Republicans again target Democrat Lucy McBath in Georgia congressional map that keeps 9-5 GOP edge
ATLANTA (AP) — Georgia Republicans on Friday proposed to redraw the state’s congressional districts to create a new court-ordered Black majority district, maintaining the current 9-5 Republican congressional majority and again targeting Democratic U.S. Rep. Lucy McBath’s district for wholesale transformation.
It’s unlikely that any of the newly proposed districts would produce a competitive race between Republicans and Democrats. That’s also the case with Georgia’s current map.
If it passes, the map would set up a new court fight over whether the federal Voting Rights Act protects McBath’s current district from being wiped out. She currently represents Atlanta suburbs including southern Gwinnett County and a sliver of northern Fulton County, an area where no ethnic group has a majority but where Black, Asian and Hispanic voters collectively favor Democrats.
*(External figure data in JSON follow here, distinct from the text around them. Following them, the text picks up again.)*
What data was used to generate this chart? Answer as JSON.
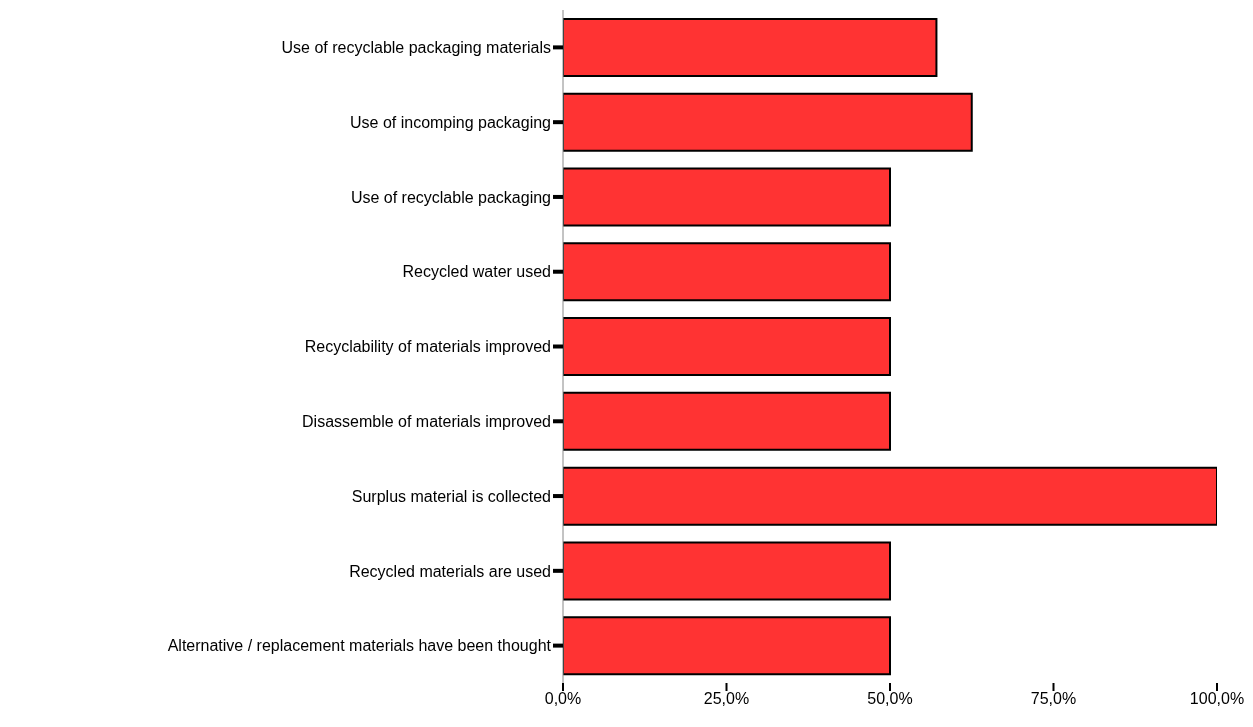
{
  "chart_data": {
    "type": "bar",
    "orientation": "horizontal",
    "categories": [
      "Use of recyclable packaging materials",
      "Use of incomping packaging",
      "Use of recyclable packaging",
      "Recycled water used",
      "Recyclability of materials improved",
      "Disassemble of materials improved",
      "Surplus material is collected",
      "Recycled materials are used",
      "Alternative / replacement materials have been thought"
    ],
    "values": [
      57.1,
      62.5,
      50,
      50,
      50,
      50,
      100,
      50,
      50
    ],
    "color": "#ff3333",
    "xlim": [
      0,
      100
    ],
    "xticks": [
      {
        "value": 0,
        "label": "0,0%"
      },
      {
        "value": 25,
        "label": "25,0%"
      },
      {
        "value": 50,
        "label": "50,0%"
      },
      {
        "value": 75,
        "label": "75,0%"
      },
      {
        "value": 100,
        "label": "100,0%"
      }
    ],
    "grid": false,
    "legend": false
  }
}
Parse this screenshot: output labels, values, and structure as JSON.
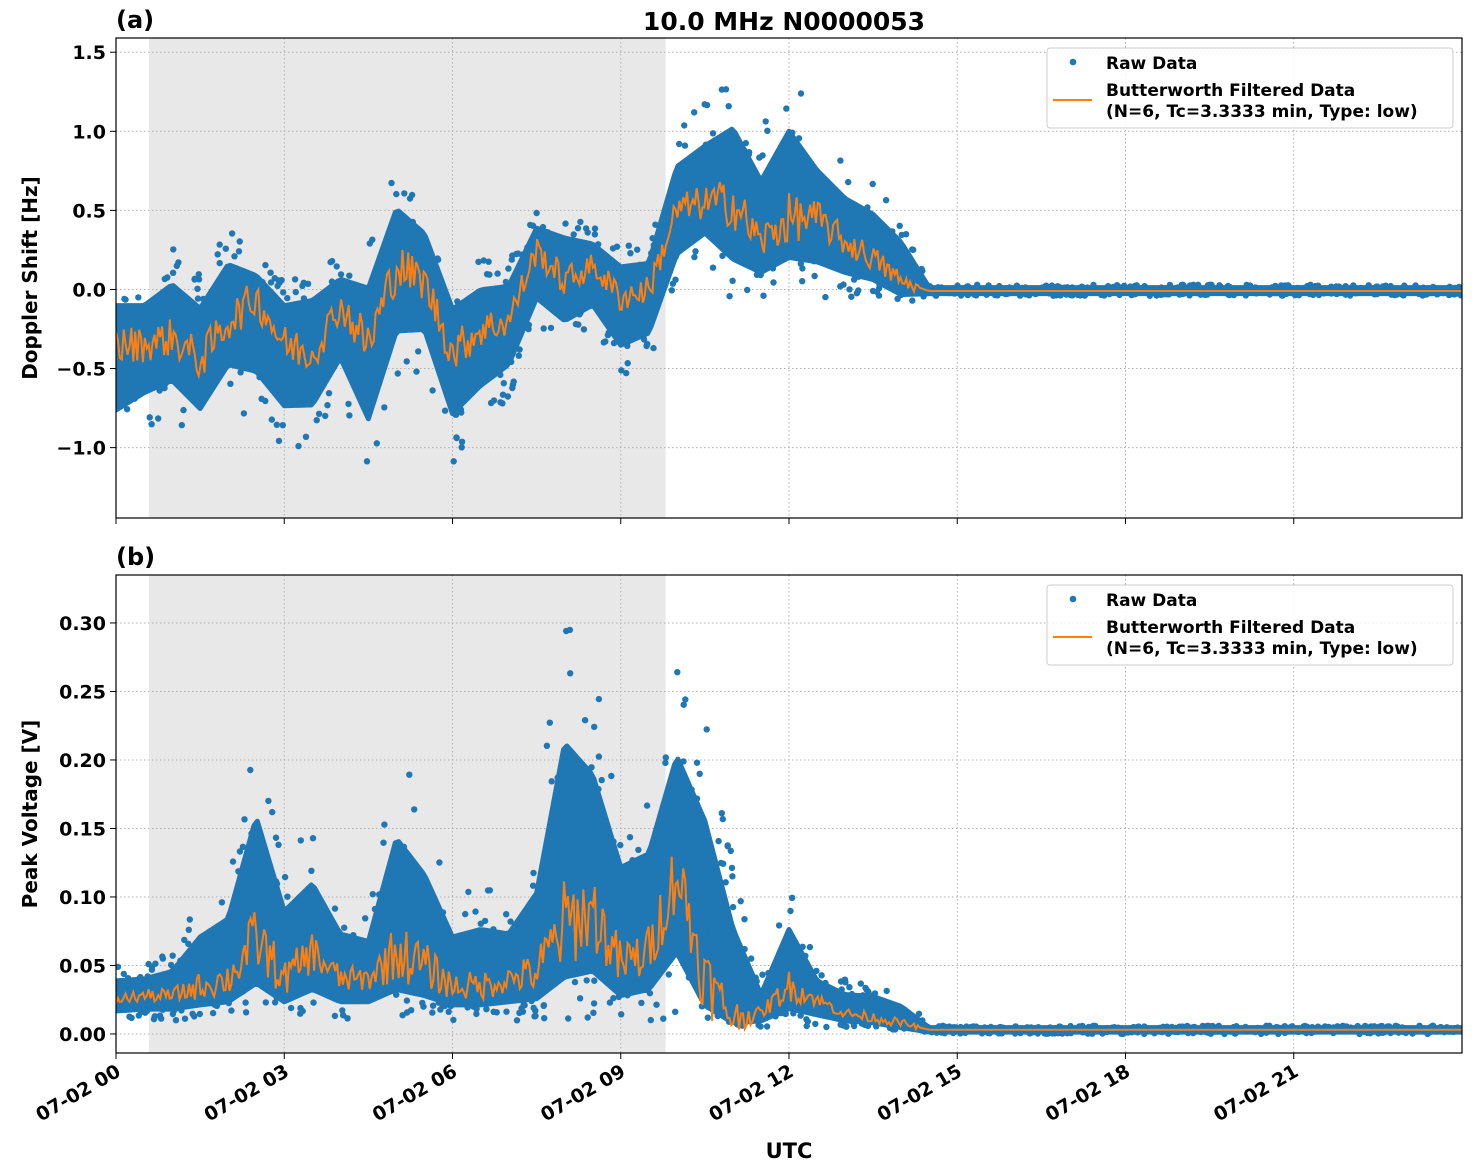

That district would be carved up between two Democratic and two Republican incumbents. Lawmakers would instead create a new majority-Black 6th District in Cobb, Douglas, Fulton and Fayette counties.
Lawmakers were called into special session after U.S. District Judge Steve Jones ruled in October that Georgia’s congressional, state Senate and state House maps violate federal law by diluting Black voting power. Jones mandated Black majorities in one additional congressional district, two additional state Senate districts and five additional state House districts. Jones instructed lawmakers to create the new congressional district on the western side of metro Atlanta, focusing on a denial of Black representation in Cobb County that he said should be solved.
It’s the second time in two years that Republicans have targeted McBath, a former flight attendant and gun control activist. McBath, who is Black, initially won election in a majority-white district that stretched across Atlanta’s northern suburbs. In 2021, Georgia Republicans took that district, once represented by Republican House Speaker Newt Gingrich and drew it into much more Republican territory north of Atlanta. At the same time, they made another district more Democratic. McBath jumped into that district and beat Democratic incumbent Carolyn Bordeaux in a primary showdown in 2022.
It’s unclear if McBath would try to jump districts again. Voter registration records show McBath still lives in Cobb County, where she initially won election. U.S. House members aren’t legally required to live in their districts, unlike Georgia’s state lawmakers.
“Georgia Republicans have yet again attempted to subvert voters by changing the rules. We will look to the ruling from Judge Jones in the coming weeks before announcing further plans,” McBath campaign manager Jake Orvis said in a statement. “Regardless, Congresswoman McBath refuses to let an extremist few in the state legislature determine when her time serving Georgians in Congress is done.”
The map makes big changes in a number of other districts. Longtime U.S. Rep. David Scott would go from representing mostly Black areas south and west of Atlanta in his 13th District to representing mostly Black areas south and east of the city, including much of the Gwinnett County area now represented by McBath. U.S. Rep. Rich McCormick would be drawn farther north into the north Georgia mountains from his base in suburban Atlanta.
Some changes would also be made to the six other congressional districts that touch parts of metro Atlanta. Five districts south and east of Atlanta would remain untouched.
The congressional map follows the same pattern as legislative maps that are moving through the process. Republicans have drawn additional majority Black districts in the House and Senate while maintaining GOP legislative majorities.
Friday, the state House voted 101-77 to approve a new House map and the Senate voted 32-23 to approve a new Senate map.
The House map now goes to the Senate for more work, while the Senate map goes to the House. Typically, each chamber has taken a hands-off approach to the map that the other chamber has drawn for itself.
Democrats say the proposals are still racially discriminatory against Black voters. But Republicans said in debate Friday that their legislative plans will meet the terms of Jones’ order.
“We’re going to comply with Judge Jones’ order,” said House Speaker Jon Burns, a Newington Republican. “We’re going to create new Black-majority districts. That’s what we were told to do, that’s what this map does. I feel confident with this map and we’ll move forward.”
Democrats though, are predicting that Jones will find the Republican plans are still illegal and draw his own maps. In the Senate, they say Republicans don’t do enough to fix the problems Jones identified in suburbs south of Atlanta, including two districts untouched that Jones identified as illegal. In the House, Democrats argue that changes to some districts where a coalition of different nonwhite groups has elected Democrats are also illegal.
“You can’t obscure the truth,” said Senate Minority Leader Gloria Butler, a Stone Mountain Democrat. “The Republican proposal dilutes Black voting power just like the 2021 Republican proposal does.”